Ielnia foi estudante do curso de Farmácia da Universidade Federal do Ceará (UFC). Em 1967, foi eleita secretária geral do Diretório Central dos Estudantes. Sua primeira prisão foi em 1968, no 30º Congresso da UNE em Ibiúna. Segundo Ielnia, a conclusão do curso seria no final do ano de 1970 mas, devido às perseguições, teve que abandonar a universidade e se mudar para o Rio de Janeiro porque não conseguia emprego no Ceará.

 Em 1972, quando residia em Parnaíba (PI), conseguiu emprego na empresa Vegetex. Foi durante o trabalho que três agentes do DOPS (Departamento de Ordem Política e Social) a sequestraram e a levaram encapuzada até Recife, onde foi torturada principalmente para dar informações sobre o irmão Bergson Gurjão, também perseguido pela Ditadura. “Acredito que só cessaram as minhas torturas depois de confirmada a morte dele”, avalia. Após sua libertação, foi “devolvida” para uma tia que teve que assinar um documento confirmando que ela estava em “perfeitas condições físicas e mentais”. Em novembro de 1972, quando fazia trabalhos voluntários, conheceu um americano com que se casou na época. Ielnia teve o processo de imigração dificultado pela justiça brasileira. Ela foi interrogada até meados de 1977.

Ielnia destaca a importância de ser anistiada pois toda a família estava envolvida neste processo. “Após minha prisão, meu pai entrou em falência e sofreu um ataque cardíaco. Em 1969, ele faleceu. Acho que se entregou. Foi como um suicídio lento pois já não tinha gosto para mais nada”, considera.

A importância de Bergson na família

Segundo a anistiada, após sua imigração para os Estados Unidos, o foco da família passou a ser Bergson, irmão desaparecido. “Ainda guardo dele a imagem do menino idealista carismático. Sinto falta de não ter crescido com ele”, confidencia.

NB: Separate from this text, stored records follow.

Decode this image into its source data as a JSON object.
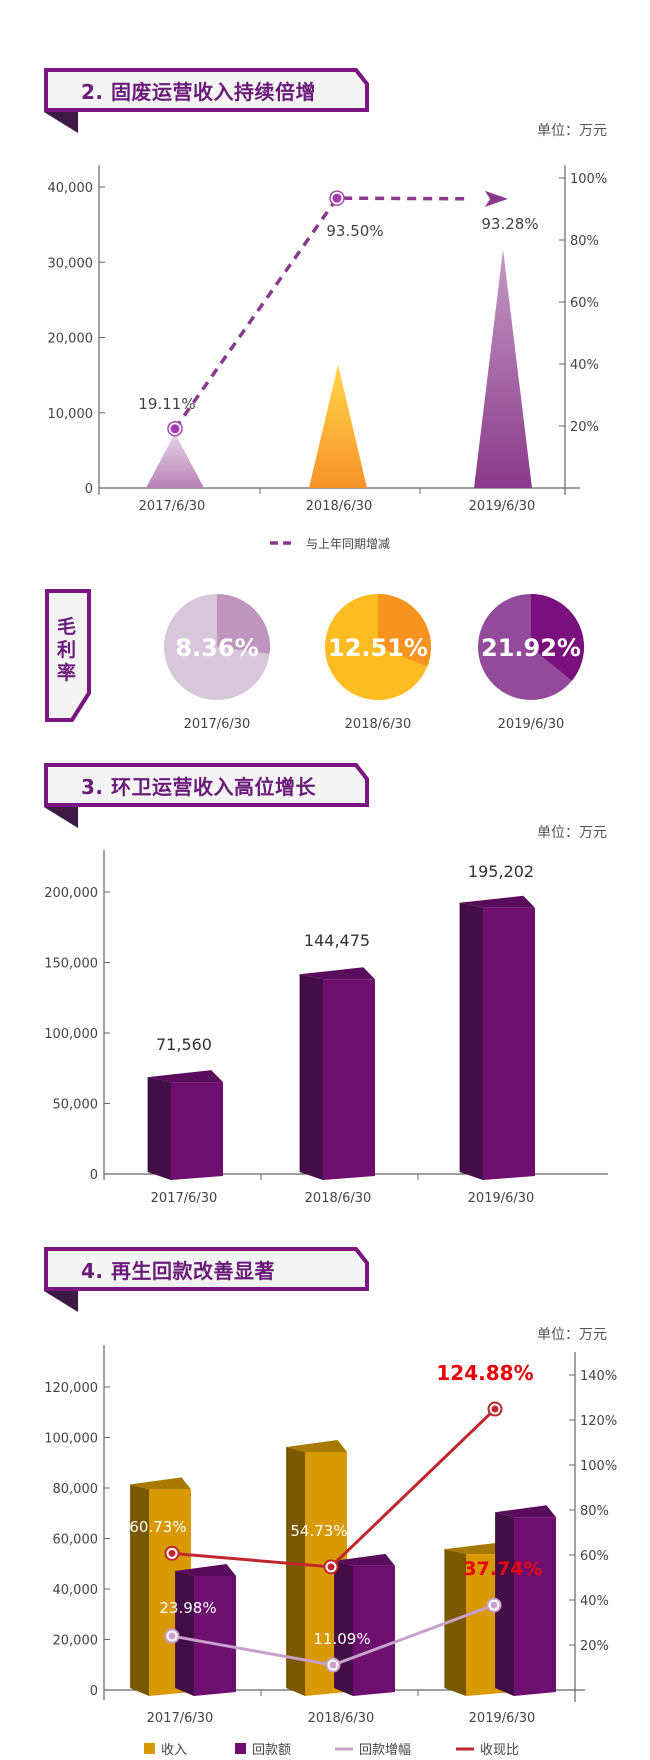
{
  "sections": [
    {
      "title": "2. 固废运营收入持续倍增",
      "unit": "单位：万元"
    },
    {
      "title": "3. 环卫运营收入高位增长",
      "unit": "单位：万元"
    },
    {
      "title": "4. 再生回款改善显著",
      "unit": "单位：万元"
    }
  ],
  "margin_tag": "毛利率",
  "colors": {
    "brand_purple": "#7b1680",
    "gold": "#d89a00",
    "cash_ratio_red": "#c0262d",
    "growth_lilac": "#c9a0c9",
    "highlight_red": "#e8000b"
  },
  "chart_data": [
    {
      "type": "bar",
      "mark": "triangle",
      "categories": [
        "2017/6/30",
        "2018/6/30",
        "2019/6/30"
      ],
      "values": [
        7300,
        16400,
        31700
      ],
      "bar_colors": [
        "#c190c0",
        "#fbb040",
        "#8e3f8f"
      ],
      "yticks": [
        "0",
        "10,000",
        "20,000",
        "30,000",
        "40,000"
      ],
      "ylim": [
        0,
        40000
      ],
      "y2ticks": [
        "20%",
        "40%",
        "60%",
        "80%",
        "100%"
      ],
      "y2lim": [
        0,
        100
      ],
      "line_series": {
        "name": "与上年同期增减",
        "values": [
          19.11,
          93.5,
          93.28
        ],
        "labels": [
          "19.11%",
          "93.50%",
          "93.28%"
        ],
        "style": "dashed-arrow",
        "color": "#8a3a8c"
      },
      "legend": {
        "position": "bottom",
        "items": [
          "与上年同期增减"
        ]
      },
      "grid": false
    },
    {
      "type": "pie",
      "title": "毛利率",
      "categories": [
        "2017/6/30",
        "2018/6/30",
        "2019/6/30"
      ],
      "values": [
        8.36,
        12.51,
        21.92
      ],
      "labels": [
        "8.36%",
        "12.51%",
        "21.92%"
      ],
      "note": "",
      "pie_colors": [
        [
          "#d8c6da",
          "#bf95bd"
        ],
        [
          "#fbbc22",
          "#f7931e"
        ],
        [
          "#934a9a",
          "#7a0f7e"
        ]
      ]
    },
    {
      "type": "bar",
      "mark": "3d-bar",
      "categories": [
        "2017/6/30",
        "2018/6/30",
        "2019/6/30"
      ],
      "values": [
        71560,
        144475,
        195202
      ],
      "labels": [
        "71,560",
        "144,475",
        "195,202"
      ],
      "yticks": [
        "0",
        "50,000",
        "100,000",
        "150,000",
        "200,000"
      ],
      "ylim": [
        0,
        200000
      ],
      "grid": false
    },
    {
      "type": "bar",
      "mark": "3d-bar",
      "categories": [
        "2017/6/30",
        "2018/6/30",
        "2019/6/30"
      ],
      "series": [
        {
          "name": "收入",
          "values": [
            83000,
            97800,
            57400
          ],
          "color": "#d89a00"
        },
        {
          "name": "回款额",
          "values": [
            48700,
            52700,
            72000
          ],
          "color": "#6e0f70"
        }
      ],
      "line_series": [
        {
          "name": "回款增幅",
          "values": [
            23.98,
            11.09,
            37.74
          ],
          "labels": [
            "23.98%",
            "11.09%",
            "37.74%"
          ],
          "color": "#c9a0c9"
        },
        {
          "name": "收现比",
          "values": [
            60.73,
            54.73,
            124.88
          ],
          "labels": [
            "60.73%",
            "54.73%",
            "124.88%"
          ],
          "color": "#c0262d"
        }
      ],
      "yticks": [
        "0",
        "20,000",
        "40,000",
        "60,000",
        "80,000",
        "100,000",
        "120,000"
      ],
      "ylim": [
        0,
        120000
      ],
      "y2ticks": [
        "20%",
        "40%",
        "60%",
        "80%",
        "100%",
        "120%",
        "140%"
      ],
      "y2lim": [
        0,
        140
      ],
      "legend": {
        "position": "bottom",
        "items": [
          "收入",
          "回款额",
          "回款增幅",
          "收现比"
        ]
      },
      "grid": false
    }
  ]
}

Sobre a reparação financeira, Ielnia foi categórica. “Nada significa mais que a paz da minha família. Uma vida não tem valor monetário”. A ex-militante declarou a alegria de ter concluído o processo de reparação. “Fico feliz tanto sobre o meu caso quanto o do meu irmão mas sabemos que o processo de consolidação da democracia não está acabado. Apesar de importantes, estes são apenas passos”. Conforme solicitado, Ielnia terá direito a Prestação Mensal Permanente e Continuada, incluindo valor retroativo datado de sua primeira prisão.